Затылок, спина и то, что пониже её, не самый выразительный инструментарий в арсенале артиста, и надо обладать изрядным самомнением, чтобы таким манером войти в контакт со зрителем. В старину комедиантов не случайно называли лицедеями – от слова «лицо». И афедроны, пусть и очень соблазнительные, совершенно ни при чём. Были, но пришёл реформатор и сместил акценты – только и всего.
В антракте опытные театралы разъясняют режиссёрский замысел. Таким построением мизансцены, смелым, оригинальным, постановщик погружает зал в атмосферу футбольного дерби Спартак – Динамо. Зрители оказываются в роли болельщиков на фанатской трибуне позади чужих ворот, откуда удобно бросать фаеры за шиворот вратарю. Зритель не может оставаться безучастным и решает, за кого болеть – за старушек или за Воронцова и его команду (Воронцов председатель сельсовета, затем совхоза)?
Первый акт, явление второе — партаппаратчики ушли с позором, бежали!

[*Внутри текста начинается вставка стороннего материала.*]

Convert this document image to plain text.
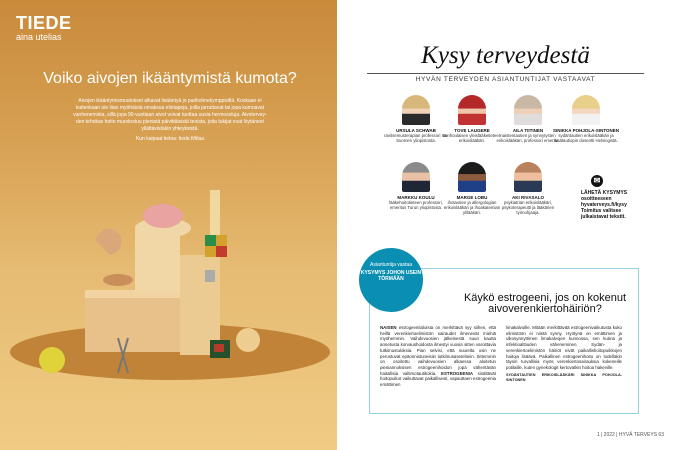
TIEDE
aina utelias
Voiko aivojen ikääntymistä kumota?
Aivojen ikääntymismuutokset alkavat lisääntyä jo parikolmekymppisillä. Koskaan ei kuitenkaan ole liian myöhäistä omaksua elintapoja, joilla jarruttavat tai jopa kumoavat vanhenemista, sillä jopa 90-vuotiaan aivot voivat tuottaa uusia hermosoluja. Aivotervey-den tehokas hoito muodostuu pienistä päivittäisistä teoista, joita tukijat ovat löytäneet yllättävistäkin yhteyksistä.
Kun kaipaat tietoa: tiede.fi/tilaa
Kysy terveydestä
HYVÄN TERVEYDEN ASIANTUNTIJAT VASTAAVAT
URSULA SCHWAB
ravitsemusterapian professori Itä-Suomen yliopistosta.
TOVE LAUGERE
vanhoulaisen yleislääketieteen erikoislääkäri.
AILA TIITINEN
naistentautien ja synnytysten erikoislääkäri, professori emerita.
SINIKKA POHJOLA-SINTONEN
sydäntautien erikoislääkäri ja sisätautiopin dosentti Helsingistä.
MARKKU KOULU
lääkehoitotieteen professori, emeritus Turun yliopistosta.
MARGE LOBU
ihotautien ja allergologian erikoislääkäri ja ihoakatemian ylilääkäri.
AKI RIVASALO
psykiatrian erikoislääkäri, psykoterapeutti ja lääkärien työnohjaaja.
✉
LÄHETÄ KYSYMYS osoitteeseen hyvaterveys.fi/kysy Toimitus valitsee julkaistavat tekstit.
Käykö estrogeeni, jos on kokenut aivoverenkiertohäiriön?
NAISEN estrogeenitaloista on merkittävä syy siihen, että heillä verenkiertoelimistön sairaudet ilmenevät miehiä myöhemmin. Vaihdevuosien jälkeisestä suun kautta annetusta korvaushoidosta ilmestyi vuosia sitten varoittavia tutkimustuloksia. Pian selvisi, että suurelta osin ne perustuvat epäonnistuneisiin tutkimusasetelmiin. Sittemmin on osoitettu vaihdevuosien alkaessa aloitetun pieniannoksisen estrogeenihoidon jopa vähentävän haitallisia valtimotautikokia. ESTROGEENIA sisältävät hoitopuikot vaikuttavat paikallisesti, vapauttaen estrogeenia emättimen
limakalvoille. Mitään merkittävää estrogeenivaikutusta koko elimistöön ei niistä synny. Hyötynä on emättimen ja ulkosynnyttimen limakalvojen kunnossa, sen kutina ja infektioalttiuden väheneminen. Sydän- ja verenkiertoelimistön häiriöt eivät paikallishoitopuikkojen haitoja lisäävä. Paikallinen estrogeenihoito on todellakin täysin turvallisia myös verenkiertosairauksia kokeneille potilaille, kuten gynekologit kertovatkin hoitoa hakeville.
SYDÄNTAUTIEN ERIKOISLÄÄKÄRI SINIKKA POHJOLA-SINTONEN
Asiantuntija vastaa
KYSYMYS JOHON USEIN TÖRMÄÄN
1 | 2022 | HYVÄ TERVEYS 63
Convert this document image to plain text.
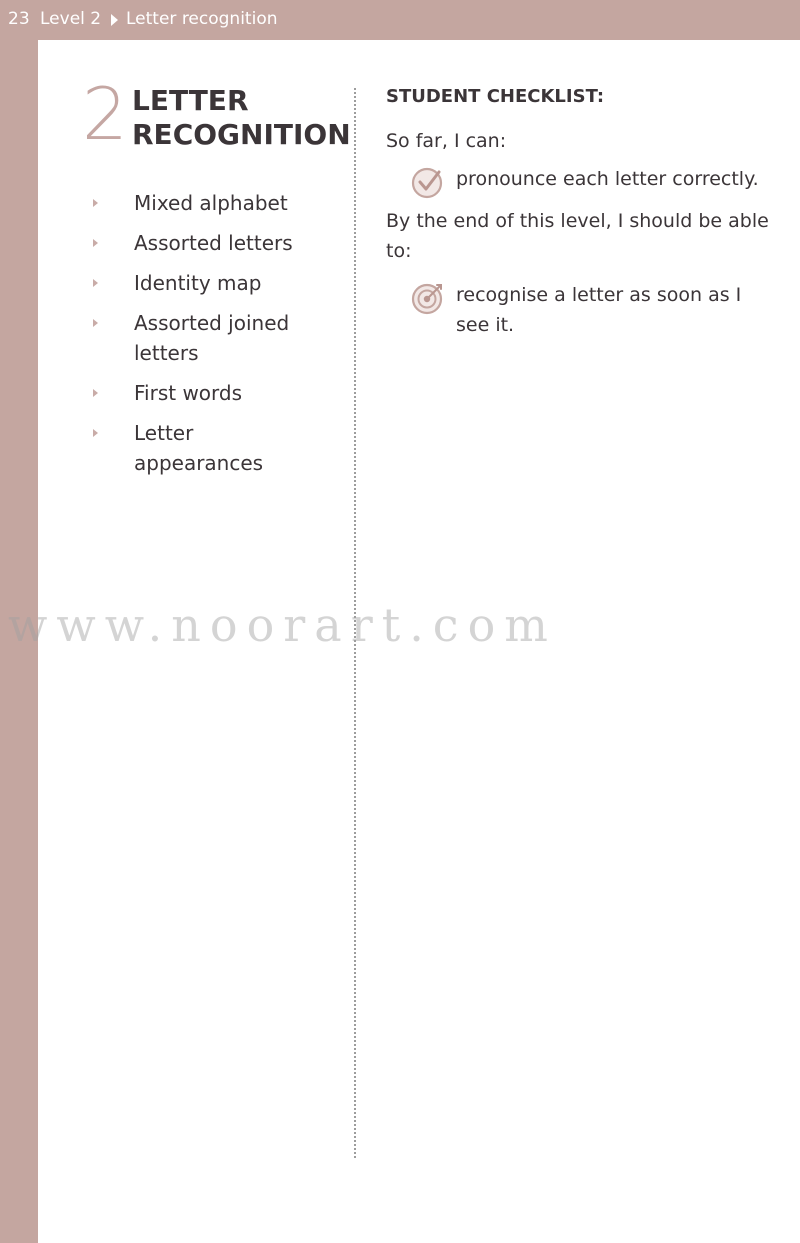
23 Level 2 Letter recognition
2 LETTER
RECOGNITION
Mixed alphabet
Assorted letters
Identity map
Assorted joined letters
First words
Letter appearances
STUDENT CHECKLIST:
So far, I can:
pronounce each letter correctly.
By the end of this level, I should be able to:
recognise a letter as soon as I see it.
www.noorart.com
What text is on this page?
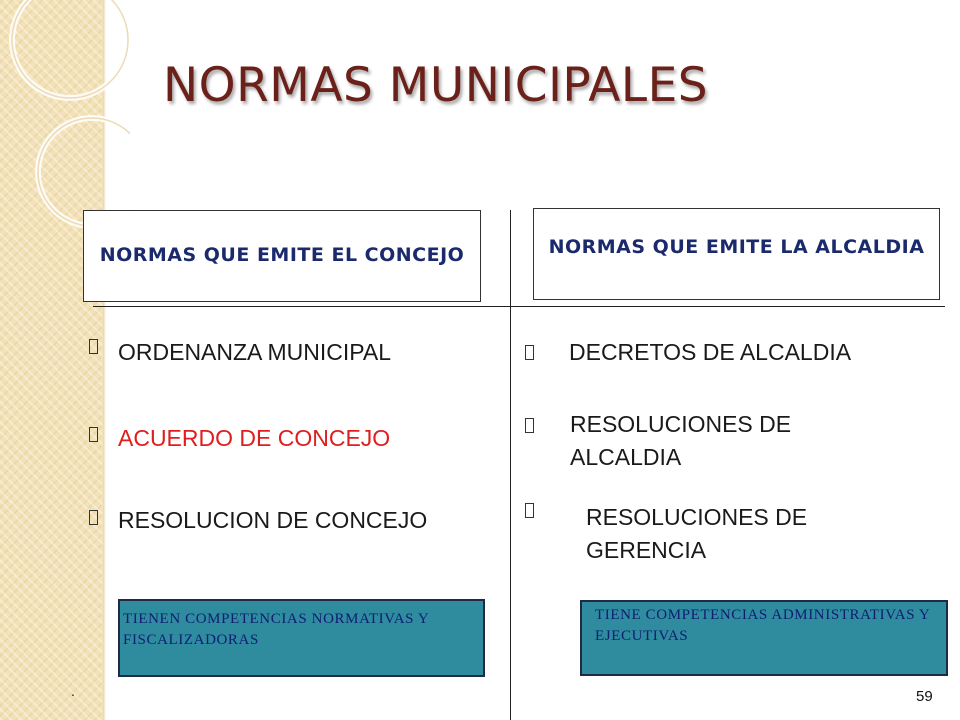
NORMAS MUNICIPALES
NORMAS QUE EMITE EL CONCEJO	NORMAS QUE EMITE LA ALCALDIA
ORDENANZA MUNICIPAL
ACUERDO DE CONCEJO
RESOLUCION DE CONCEJO
DECRETOS DE ALCALDIA
RESOLUCIONES DE ALCALDIA
RESOLUCIONES DE GERENCIA
TIENEN COMPETENCIAS NORMATIVAS Y FISCALIZADORAS
TIENE COMPETENCIAS ADMINISTRATIVAS Y EJECUTIVAS
.	59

Но где же куклы? Да здесь же они – на сцене. Пока артисты выясняли отношения, куклы спокойно себе лежали, сложенные аккуратной поленницей. После того, как буря улеглась, артистки, наконец, взяли своих персонажей.

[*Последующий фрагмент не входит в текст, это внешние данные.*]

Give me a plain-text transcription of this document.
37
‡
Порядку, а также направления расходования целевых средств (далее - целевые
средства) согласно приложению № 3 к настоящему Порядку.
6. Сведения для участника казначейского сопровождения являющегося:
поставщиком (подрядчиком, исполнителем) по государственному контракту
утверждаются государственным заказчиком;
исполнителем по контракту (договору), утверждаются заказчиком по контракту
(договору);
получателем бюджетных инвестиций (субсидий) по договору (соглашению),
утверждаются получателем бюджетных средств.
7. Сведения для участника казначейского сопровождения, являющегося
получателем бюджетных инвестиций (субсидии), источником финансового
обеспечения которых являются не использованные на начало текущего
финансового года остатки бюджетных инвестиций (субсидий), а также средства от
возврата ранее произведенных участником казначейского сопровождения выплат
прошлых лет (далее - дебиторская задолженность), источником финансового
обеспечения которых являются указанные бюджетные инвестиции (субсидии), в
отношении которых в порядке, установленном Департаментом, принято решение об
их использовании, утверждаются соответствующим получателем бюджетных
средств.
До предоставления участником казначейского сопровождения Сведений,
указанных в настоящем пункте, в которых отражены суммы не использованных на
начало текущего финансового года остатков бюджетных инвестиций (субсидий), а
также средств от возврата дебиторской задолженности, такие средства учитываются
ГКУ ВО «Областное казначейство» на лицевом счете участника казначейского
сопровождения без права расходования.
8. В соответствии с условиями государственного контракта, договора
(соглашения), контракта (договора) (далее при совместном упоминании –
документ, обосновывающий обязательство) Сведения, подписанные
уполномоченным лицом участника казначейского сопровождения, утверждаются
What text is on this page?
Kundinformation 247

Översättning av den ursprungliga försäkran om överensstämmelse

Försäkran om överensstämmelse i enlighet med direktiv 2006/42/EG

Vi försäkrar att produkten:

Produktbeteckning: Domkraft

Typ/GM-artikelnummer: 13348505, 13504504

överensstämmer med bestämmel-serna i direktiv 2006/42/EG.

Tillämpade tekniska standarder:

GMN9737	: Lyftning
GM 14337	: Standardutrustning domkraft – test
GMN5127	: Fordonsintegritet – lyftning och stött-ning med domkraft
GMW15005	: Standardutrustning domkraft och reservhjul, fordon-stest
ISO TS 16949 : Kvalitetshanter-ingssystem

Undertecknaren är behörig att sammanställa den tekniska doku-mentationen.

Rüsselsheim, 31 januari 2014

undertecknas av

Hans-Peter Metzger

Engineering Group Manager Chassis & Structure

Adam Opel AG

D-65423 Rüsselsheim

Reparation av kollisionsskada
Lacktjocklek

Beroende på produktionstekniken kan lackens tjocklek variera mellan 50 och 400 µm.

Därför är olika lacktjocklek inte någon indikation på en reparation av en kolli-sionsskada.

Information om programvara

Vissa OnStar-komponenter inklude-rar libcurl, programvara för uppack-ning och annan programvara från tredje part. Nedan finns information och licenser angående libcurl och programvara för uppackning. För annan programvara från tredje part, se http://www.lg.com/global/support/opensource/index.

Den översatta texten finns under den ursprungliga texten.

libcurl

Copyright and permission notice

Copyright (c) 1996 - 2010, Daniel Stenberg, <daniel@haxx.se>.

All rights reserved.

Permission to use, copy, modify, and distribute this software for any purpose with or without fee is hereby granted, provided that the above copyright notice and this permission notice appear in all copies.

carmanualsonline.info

Скажи, кто твоя кукла, и я скажу, кто ты! Красота внутренняя не всегда коррелирует с наружностью, порой отвратительною. Дориан Грей был красавцем, в отличие от своего портрета, отражавшего его моральное уродство. У старушек с Матёры — Дарьи, Симы, Катерины — всё с точностью до наоборот: духовно милые создания, довольно страшные на вид.

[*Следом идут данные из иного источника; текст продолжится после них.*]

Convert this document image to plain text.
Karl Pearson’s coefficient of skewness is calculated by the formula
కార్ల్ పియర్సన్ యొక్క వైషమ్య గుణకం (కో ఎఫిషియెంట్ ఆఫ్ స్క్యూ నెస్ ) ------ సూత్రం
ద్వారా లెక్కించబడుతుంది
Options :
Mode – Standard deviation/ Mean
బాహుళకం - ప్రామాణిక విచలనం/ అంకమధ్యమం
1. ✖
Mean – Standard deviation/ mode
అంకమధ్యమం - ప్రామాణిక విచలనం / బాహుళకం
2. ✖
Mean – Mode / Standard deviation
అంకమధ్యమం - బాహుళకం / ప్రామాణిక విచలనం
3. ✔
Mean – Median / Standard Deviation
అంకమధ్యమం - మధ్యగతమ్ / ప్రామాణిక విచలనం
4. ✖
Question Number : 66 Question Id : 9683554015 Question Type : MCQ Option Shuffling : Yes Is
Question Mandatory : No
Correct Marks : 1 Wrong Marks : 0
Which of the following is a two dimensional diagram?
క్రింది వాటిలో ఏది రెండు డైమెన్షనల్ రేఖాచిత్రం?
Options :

Созданные кукольных дел мастерами персонажи выглядят так, словно вместе со Стенькой Разиным дошли до Болотной площади, где и получили несовместимые с жизнью увечья. Головы отрублены, руки висят плетьми, ног нет вообще. В то время, когда ручную кладь давным-давно возят, а не носят, артисты в поте лица таскают своих безногих уродцев вместо того, чтобы купить колёсики по 300 рублей за пару и сосредоточиться на игре!
Отрицательным персонажам Воронцову со товарищи кукол не досталось. Режиссёр четверть века спустя после краха СССР вынул дулю из кармана, чтобы на языке жестов сказать своё «фэ» советским коммунистам. Одного из них – товарища Жука, ответственного по затоплению, «усталого, замотанного, с чёрным цыганским лицом», загримировал под Берию. Почему не под Сталина или Маленкова – это было бы куда как свежо и оригинально!
Непутёвому Петрухе и разбитной Клавке тоже перепало негатива — поленья, из которых они сделаны, с трещиной посередине. У папы Карло дрогнула рука? Вряд ли! Кем бы он ни был, столяром или сапожником, нельзя все творческие неудачи относить исключительно насчёт крепких напитков, надо оставить место концептуализму.
Только синтез граппы с постмодерном может породить на свет куклу Андрея, симпатичного внука бабки Дарьи. Мастеру надоело пилить и строгать. Он отложил в сторону топор и раздобыл на свалке винтажные вещи: швейную машинку, мясорубку, радиоприёмник и маленькую табуретку. Синтез металла и дерева дал потрясающий результат: 4 ноги плюс две рукоятки, которые можно крутить, и совершенно отстранённое лицо, если таковым можно назвать транзисторный приёмник. Под видом сельского паренька на прощание с Матёрой пожаловал мастер Самоделкин из журнала «Юный техник» (или сам Мойдодыр).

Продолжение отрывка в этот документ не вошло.